La Mère De Tous Les Peuples

 

Amis qui me lisez,
Je ne sais ce qui m'a poussé ce matin à vouloir partager avec vous ces lignes extraites de mon dernier livre, "Le Chamane et le Christ". Peut-être le fait que la Terre Mère qui nous accueille a tant de difficulté à accoucher de nous en tant qu'êtres humains dignes de ce nom... Ce n'est pourtant pas la Mère qui faillit, c'est l'apprenti humain qui est rétif face à la dignité de pouvoir marcher debout, sans détour et face au Soleil.

Cet extrait nous amène au sein d'une hutte à sudation lors d'une cérémonie appelée "inipi" destinée à accéder à un état de conscience supérieure par l'intermédiaire d'une vision.

"Je n’ai plus eu d’autre perception de mon être que celle d’une brume lumineuse et de l’oeil de ma conscience qui se tenait au centre d’un espace immaculé. La paix totale…

Tout aurait pu s’arrêter là… Mon coeur aurait pu décider de suspendre ses battements…
Et pourtant… Un point, d’abord imperceptible, s’est peu à peu expansé au sein de cet océan virginal. Il a pris forme de lui-même ainsi que savent parfois le faire certains nuages dans la pureté des cieux...

Une Femme se tenait debout devant moi, autour de moi et peut-être même en moi. Comment dire autrement sinon qu’Elle occupait toute la place de Tout, à la fois imposante par sa majesté et tellement gracile…

C’était… Mon coeur éprouvait une terrible peine à oser le balbutiement d’un nom…

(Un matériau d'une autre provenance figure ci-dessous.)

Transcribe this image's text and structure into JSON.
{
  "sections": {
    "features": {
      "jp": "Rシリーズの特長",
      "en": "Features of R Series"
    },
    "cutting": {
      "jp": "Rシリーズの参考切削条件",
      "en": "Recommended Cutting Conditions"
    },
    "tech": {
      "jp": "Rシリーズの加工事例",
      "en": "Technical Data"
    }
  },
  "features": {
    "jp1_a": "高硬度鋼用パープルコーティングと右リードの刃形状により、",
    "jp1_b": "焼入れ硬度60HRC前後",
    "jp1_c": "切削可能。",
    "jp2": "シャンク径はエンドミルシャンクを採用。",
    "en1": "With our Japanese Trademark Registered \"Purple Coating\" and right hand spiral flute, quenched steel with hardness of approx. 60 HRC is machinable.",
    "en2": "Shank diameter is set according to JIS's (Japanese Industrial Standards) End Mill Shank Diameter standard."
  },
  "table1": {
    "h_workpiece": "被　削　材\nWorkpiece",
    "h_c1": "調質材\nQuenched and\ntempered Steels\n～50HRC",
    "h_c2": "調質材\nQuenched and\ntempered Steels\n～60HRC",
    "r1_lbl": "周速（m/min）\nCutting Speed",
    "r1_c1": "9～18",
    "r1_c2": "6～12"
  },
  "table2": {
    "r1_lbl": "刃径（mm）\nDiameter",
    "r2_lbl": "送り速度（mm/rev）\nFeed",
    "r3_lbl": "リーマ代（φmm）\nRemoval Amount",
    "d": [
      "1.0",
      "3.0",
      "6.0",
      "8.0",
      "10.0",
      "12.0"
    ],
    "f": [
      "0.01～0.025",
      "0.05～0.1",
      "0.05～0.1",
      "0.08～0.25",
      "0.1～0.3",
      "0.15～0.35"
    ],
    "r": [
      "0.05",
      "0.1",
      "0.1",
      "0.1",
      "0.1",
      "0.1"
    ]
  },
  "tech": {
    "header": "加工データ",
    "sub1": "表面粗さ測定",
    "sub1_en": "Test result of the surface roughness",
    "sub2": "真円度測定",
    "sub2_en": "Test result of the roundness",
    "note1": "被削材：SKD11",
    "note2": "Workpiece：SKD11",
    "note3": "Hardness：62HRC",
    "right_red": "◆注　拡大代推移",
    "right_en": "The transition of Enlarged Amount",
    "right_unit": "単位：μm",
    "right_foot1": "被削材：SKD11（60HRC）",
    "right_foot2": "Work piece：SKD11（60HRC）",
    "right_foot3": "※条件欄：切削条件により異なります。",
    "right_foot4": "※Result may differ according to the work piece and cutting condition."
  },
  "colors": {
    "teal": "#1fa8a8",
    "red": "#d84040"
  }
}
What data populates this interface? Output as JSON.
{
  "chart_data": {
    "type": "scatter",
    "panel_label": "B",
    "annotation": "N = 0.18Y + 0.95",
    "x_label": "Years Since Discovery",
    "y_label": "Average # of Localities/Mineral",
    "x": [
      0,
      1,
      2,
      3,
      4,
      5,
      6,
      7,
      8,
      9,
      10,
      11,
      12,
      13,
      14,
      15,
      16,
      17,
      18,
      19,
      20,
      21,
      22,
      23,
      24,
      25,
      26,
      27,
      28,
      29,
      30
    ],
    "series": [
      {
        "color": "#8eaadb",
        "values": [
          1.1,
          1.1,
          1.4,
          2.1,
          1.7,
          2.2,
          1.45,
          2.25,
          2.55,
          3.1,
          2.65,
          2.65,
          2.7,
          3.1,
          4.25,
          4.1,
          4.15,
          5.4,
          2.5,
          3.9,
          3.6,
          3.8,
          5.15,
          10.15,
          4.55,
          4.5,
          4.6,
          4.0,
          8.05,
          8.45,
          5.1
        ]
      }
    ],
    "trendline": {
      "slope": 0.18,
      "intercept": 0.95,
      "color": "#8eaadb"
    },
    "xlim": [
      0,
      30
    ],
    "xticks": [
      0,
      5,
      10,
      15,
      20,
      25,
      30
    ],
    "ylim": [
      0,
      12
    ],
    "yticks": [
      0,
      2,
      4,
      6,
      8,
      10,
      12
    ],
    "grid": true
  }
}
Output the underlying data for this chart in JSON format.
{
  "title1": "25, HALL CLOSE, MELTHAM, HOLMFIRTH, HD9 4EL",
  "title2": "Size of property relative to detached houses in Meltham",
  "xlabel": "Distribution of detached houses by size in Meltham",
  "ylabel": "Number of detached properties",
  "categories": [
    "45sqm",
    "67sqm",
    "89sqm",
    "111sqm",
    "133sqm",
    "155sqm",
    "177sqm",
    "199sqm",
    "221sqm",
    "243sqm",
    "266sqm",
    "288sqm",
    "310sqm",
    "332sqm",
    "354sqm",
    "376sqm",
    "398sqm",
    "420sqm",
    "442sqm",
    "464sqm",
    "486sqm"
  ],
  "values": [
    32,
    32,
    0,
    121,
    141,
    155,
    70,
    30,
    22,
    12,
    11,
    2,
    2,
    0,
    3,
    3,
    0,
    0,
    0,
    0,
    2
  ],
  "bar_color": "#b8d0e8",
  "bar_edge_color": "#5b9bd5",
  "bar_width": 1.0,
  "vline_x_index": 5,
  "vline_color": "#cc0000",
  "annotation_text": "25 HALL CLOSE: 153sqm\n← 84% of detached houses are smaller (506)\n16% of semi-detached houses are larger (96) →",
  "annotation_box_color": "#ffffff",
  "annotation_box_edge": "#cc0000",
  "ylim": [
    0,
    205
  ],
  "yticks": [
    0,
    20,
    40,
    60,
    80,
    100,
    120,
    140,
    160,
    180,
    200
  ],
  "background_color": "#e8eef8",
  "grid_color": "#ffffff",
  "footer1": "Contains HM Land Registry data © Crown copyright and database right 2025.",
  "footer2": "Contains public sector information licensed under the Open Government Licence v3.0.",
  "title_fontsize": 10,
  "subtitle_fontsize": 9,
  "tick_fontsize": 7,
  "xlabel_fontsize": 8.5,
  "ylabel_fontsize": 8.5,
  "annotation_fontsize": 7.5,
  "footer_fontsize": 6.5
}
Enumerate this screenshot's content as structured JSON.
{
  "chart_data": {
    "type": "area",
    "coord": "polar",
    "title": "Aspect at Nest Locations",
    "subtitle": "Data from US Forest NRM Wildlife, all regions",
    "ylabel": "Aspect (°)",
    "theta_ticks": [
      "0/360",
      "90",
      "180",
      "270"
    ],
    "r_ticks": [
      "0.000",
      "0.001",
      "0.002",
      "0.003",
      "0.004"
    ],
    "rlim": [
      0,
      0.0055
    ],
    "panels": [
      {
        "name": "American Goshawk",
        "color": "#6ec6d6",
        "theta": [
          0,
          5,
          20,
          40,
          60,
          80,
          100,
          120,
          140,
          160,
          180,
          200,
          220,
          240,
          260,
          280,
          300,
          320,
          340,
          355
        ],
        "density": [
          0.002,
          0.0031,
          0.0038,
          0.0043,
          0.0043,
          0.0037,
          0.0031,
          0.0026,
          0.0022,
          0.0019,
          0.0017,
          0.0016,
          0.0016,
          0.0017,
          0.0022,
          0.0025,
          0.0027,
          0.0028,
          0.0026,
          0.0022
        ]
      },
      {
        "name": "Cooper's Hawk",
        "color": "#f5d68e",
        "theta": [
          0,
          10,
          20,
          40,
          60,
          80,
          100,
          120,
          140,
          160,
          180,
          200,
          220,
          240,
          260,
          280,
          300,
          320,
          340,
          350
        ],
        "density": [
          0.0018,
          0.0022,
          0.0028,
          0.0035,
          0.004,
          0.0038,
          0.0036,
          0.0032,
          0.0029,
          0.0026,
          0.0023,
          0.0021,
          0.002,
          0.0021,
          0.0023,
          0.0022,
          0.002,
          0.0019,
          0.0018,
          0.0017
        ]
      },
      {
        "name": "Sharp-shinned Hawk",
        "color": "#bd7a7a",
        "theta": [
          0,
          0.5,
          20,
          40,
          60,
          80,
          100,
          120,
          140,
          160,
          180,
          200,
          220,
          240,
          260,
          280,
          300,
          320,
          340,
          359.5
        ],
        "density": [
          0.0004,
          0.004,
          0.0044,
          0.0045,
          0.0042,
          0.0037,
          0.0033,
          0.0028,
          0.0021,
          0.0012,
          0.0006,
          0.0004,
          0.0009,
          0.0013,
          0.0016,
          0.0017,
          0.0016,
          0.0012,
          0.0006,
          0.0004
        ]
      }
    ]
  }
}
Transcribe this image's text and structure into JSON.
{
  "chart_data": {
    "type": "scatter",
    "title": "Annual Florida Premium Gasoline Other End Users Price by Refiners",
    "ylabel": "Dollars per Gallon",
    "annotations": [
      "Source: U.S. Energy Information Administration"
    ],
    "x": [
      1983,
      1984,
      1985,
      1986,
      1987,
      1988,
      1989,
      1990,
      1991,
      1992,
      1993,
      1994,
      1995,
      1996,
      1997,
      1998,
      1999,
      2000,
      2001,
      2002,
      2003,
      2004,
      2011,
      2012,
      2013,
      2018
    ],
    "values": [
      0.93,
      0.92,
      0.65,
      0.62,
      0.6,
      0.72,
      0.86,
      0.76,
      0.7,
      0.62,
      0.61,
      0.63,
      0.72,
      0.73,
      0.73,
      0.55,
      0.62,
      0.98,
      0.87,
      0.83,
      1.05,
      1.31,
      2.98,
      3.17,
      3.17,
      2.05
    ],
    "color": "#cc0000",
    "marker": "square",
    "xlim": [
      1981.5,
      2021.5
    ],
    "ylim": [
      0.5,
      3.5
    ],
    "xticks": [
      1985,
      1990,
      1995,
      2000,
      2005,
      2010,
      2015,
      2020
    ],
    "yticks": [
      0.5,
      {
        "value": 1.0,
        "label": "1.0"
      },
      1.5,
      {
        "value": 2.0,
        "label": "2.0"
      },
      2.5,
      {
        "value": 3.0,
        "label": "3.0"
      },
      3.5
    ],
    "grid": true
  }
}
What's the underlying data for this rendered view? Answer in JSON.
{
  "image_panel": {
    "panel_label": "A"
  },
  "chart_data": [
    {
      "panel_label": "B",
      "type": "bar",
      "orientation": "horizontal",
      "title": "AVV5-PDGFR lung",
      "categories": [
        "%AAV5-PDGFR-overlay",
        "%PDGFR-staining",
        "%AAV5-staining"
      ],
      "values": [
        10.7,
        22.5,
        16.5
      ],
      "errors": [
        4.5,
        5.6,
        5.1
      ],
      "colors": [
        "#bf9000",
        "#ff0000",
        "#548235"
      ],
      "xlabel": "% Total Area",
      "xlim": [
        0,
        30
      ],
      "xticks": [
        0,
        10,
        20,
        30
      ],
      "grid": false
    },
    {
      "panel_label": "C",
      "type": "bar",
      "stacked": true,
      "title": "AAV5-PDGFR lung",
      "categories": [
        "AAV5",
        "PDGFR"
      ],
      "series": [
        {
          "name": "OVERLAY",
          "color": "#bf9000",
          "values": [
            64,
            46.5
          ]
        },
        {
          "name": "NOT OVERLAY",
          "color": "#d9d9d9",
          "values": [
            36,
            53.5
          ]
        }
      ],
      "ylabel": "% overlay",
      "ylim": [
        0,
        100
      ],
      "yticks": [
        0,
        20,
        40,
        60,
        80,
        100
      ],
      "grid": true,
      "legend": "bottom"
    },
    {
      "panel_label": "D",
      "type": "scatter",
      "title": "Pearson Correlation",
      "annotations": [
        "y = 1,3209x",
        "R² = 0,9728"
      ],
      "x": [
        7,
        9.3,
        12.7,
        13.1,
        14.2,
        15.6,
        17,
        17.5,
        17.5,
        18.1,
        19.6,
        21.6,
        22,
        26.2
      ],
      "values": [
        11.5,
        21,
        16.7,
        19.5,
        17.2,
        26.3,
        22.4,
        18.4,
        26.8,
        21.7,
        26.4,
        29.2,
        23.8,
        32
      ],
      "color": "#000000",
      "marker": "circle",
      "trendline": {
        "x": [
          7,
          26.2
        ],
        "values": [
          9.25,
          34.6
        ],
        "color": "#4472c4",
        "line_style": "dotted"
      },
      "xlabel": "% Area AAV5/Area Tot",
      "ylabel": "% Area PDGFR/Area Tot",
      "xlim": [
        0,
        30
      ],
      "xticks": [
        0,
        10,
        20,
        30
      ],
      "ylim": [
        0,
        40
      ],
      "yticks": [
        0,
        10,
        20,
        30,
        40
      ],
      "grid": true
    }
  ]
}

Aatentsic, la mère de tous les hommes ? (1) Marie, la mère de Jésus ? Comment percevoir cette Femme dans sa vérité ? Comment capter les mots précis et justes ? La couleur de sa peau et celle de sa robe étaient elles-mêmes insaisissables.

Et voilà que tout à coup j’ai perçu la forme d’un enfant dans ses bras, un enfant qui tenait d’une main un mandella (2) et de l’autre un morceau de pain.

J’ai eu presque peur tant et si bien qu’un bref instant, j’aurais voulu tout éteindre de leurs deux silhouettes qui n’en faisaient qu’une… Une seule Présence, une seule Réalité si volontaire mais si tendre aussi qu’elle me faisait mal.

C’est alors que j’ai reçu son sourire, senti son Souffle me traverser… et que je me suis vu stupide avec ma pauvreté humaine… juste assez pour qu’un second sourire me soit offert et que quelques mots viennent me caresser.

- "Le nom est un obstacle pour toi, Wantan ? Il l’a toujours été. À commencer par le tien… Quant à moi, j’en porte beaucoup… Choisis donc celui que tu préfères et… si tu ne sais pas choisir, alors appelle-moi la Mère de tous les peuples…".

La Mère ? C’était en même temps si évident et si difficile à accepter, à intégrer ! Devais-je comprendre l’Ancêtre des Ancêtres ? Elle était pourtant si… jeune qu’elle semblait dire que rien ne l’avait jamais troublée.

"Oui, la Mère", a-t-elle répété en moi. Puis elle a disparu comme si le soleil ou la lune s’étaient estompés d’un coup dans une cruelle douceur à jamais semeuse de nostalgie.

– "Oh…" Je me souviens de ce cri, de cet expir épuisé qui a jailli de ma poitrine dans le sacré de l’instant. Il m’a fait retomber dans ma chair et l’obscurité étouffante de mon sanctuaire.[...]

Désormais, c’était limpide… Mon coeur ne cessait de me répéter qu’Aatentsic et Marie avaient le même visage profond, que leur Essence était Une et que c’était par la Grâce de Son enfantement perpétuel que l’Humain pouvait apprendre à accoucher de lui-même en chaque homme et chaque femme. Découvrir cela était tellement grand !

(1) Aatentsic représente globalement la Déesse Mère dans la tradition wendate et parmi les peuples algonquins.

(2) Un mandella est un bouclier de paix, symbole de protection.

Illustration : auteur non identifié.